L’umami avant le mot MSG
Le glutamate est présent dans des aliments comme les tomates, les fromages, les algues et les bouillons. En 1908, le chimiste japonais Kikunae Ikeda a identifié le principe associé à une sensation qu’il a nommée umami, puis le glutamate monosodique a été produit comme assaisonnement.
Le MSG n’est donc pas une saveur mystérieuse : c’est un sel qui renforce une dimension déjà présente dans de nombreux aliments.
Industrie, étiquettes et retour de l’umami
Le MSG a été utilisé dans des bouillons, snacks, sauces et produits transformés. Les étiquettes « sans MSG » ont ensuite transformé la controverse en argument marketing, même lorsque d’autres ingrédients riches en glutamate remplissaient une fonction comparable.
Les cuisiniers qui redécouvrent l’umami parlent aujourd’hui de kombu, tomate, parmesan, sauce soja et fermentation autant que de cristaux.
Ce que l’histoire permet de dire prudemment
Une histoire source-led ne transforme pas le MSG en conseil médical. Elle distingue composé chimique, expérience gustative, évaluation de sécurité et préjugé culturel.
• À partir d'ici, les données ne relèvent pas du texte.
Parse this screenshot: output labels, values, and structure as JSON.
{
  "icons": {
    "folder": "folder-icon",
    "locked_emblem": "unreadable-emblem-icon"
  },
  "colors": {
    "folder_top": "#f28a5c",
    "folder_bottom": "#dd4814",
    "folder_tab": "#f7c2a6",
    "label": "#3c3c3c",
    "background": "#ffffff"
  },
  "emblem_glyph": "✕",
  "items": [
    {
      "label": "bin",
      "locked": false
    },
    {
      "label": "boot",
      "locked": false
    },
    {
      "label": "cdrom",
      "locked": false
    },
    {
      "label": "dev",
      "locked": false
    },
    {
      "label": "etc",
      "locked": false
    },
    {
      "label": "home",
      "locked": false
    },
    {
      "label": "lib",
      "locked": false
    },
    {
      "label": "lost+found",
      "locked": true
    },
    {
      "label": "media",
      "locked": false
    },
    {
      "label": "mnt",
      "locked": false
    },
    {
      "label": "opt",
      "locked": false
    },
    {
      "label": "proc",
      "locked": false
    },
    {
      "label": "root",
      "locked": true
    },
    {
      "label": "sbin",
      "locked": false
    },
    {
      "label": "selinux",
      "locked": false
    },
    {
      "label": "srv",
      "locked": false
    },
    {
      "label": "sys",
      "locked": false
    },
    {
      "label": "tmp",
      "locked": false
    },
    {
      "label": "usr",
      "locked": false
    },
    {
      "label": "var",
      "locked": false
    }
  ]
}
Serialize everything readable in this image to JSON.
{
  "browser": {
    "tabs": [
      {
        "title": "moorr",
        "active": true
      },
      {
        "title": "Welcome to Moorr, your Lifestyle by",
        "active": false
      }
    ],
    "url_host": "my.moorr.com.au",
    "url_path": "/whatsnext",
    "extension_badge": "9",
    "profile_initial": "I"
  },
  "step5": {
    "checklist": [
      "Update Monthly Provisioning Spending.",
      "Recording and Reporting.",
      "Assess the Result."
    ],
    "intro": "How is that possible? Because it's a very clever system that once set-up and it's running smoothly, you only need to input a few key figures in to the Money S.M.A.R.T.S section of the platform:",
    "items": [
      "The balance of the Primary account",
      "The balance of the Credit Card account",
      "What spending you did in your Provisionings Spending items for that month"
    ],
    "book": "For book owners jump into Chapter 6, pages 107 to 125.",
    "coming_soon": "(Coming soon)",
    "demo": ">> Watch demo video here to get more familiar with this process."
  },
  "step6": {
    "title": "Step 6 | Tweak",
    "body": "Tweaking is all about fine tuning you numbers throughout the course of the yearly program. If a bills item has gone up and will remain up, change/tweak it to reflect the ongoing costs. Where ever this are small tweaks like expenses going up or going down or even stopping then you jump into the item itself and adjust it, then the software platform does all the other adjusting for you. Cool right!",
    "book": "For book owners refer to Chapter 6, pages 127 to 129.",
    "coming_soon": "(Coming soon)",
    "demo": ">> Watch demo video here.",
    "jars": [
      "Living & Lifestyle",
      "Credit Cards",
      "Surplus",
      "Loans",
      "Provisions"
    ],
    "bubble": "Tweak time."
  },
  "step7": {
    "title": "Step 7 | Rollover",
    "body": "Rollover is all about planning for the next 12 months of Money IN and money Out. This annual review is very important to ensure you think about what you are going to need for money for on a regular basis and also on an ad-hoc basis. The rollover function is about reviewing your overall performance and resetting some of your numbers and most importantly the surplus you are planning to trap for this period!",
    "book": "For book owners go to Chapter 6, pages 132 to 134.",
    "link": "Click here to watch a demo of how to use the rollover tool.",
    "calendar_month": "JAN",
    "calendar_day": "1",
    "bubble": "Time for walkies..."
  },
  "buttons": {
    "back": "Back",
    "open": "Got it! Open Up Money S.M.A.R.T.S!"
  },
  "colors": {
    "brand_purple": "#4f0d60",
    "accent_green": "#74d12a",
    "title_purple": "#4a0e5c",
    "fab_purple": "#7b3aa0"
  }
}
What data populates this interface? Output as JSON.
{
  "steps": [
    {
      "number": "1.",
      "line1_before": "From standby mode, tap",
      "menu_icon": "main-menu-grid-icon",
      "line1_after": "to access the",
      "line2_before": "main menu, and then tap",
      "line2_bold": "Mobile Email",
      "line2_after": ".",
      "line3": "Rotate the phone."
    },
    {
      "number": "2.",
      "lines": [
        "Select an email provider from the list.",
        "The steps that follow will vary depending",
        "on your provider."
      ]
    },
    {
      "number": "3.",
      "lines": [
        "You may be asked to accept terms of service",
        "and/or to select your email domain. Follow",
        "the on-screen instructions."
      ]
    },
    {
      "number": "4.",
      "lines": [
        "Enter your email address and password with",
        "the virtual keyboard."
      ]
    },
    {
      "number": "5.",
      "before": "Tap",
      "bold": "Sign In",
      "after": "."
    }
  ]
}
Le dossier du MSG montre comment une peur alimentaire peut naître d’un récit simple, puis être corrigée par une lecture plus attentive des sources et des contextes.
Comment la panique s’est formée
À la fin des années 1960, une lettre publiée dans un journal médical a associé des malaises après un repas à la cuisine chinoise et à plusieurs ingrédients possibles, dont le MSG. Le récit a circulé bien plus vite que les preuves et a construit le terme « syndrome du restaurant chinois ».
Ce mythe a aussi reflété des stéréotypes sur les restaurants chinois et l’alimentation asiatique. La science du goût ne peut pas être séparée du contexte dans lequel un ingrédient est désigné comme suspect.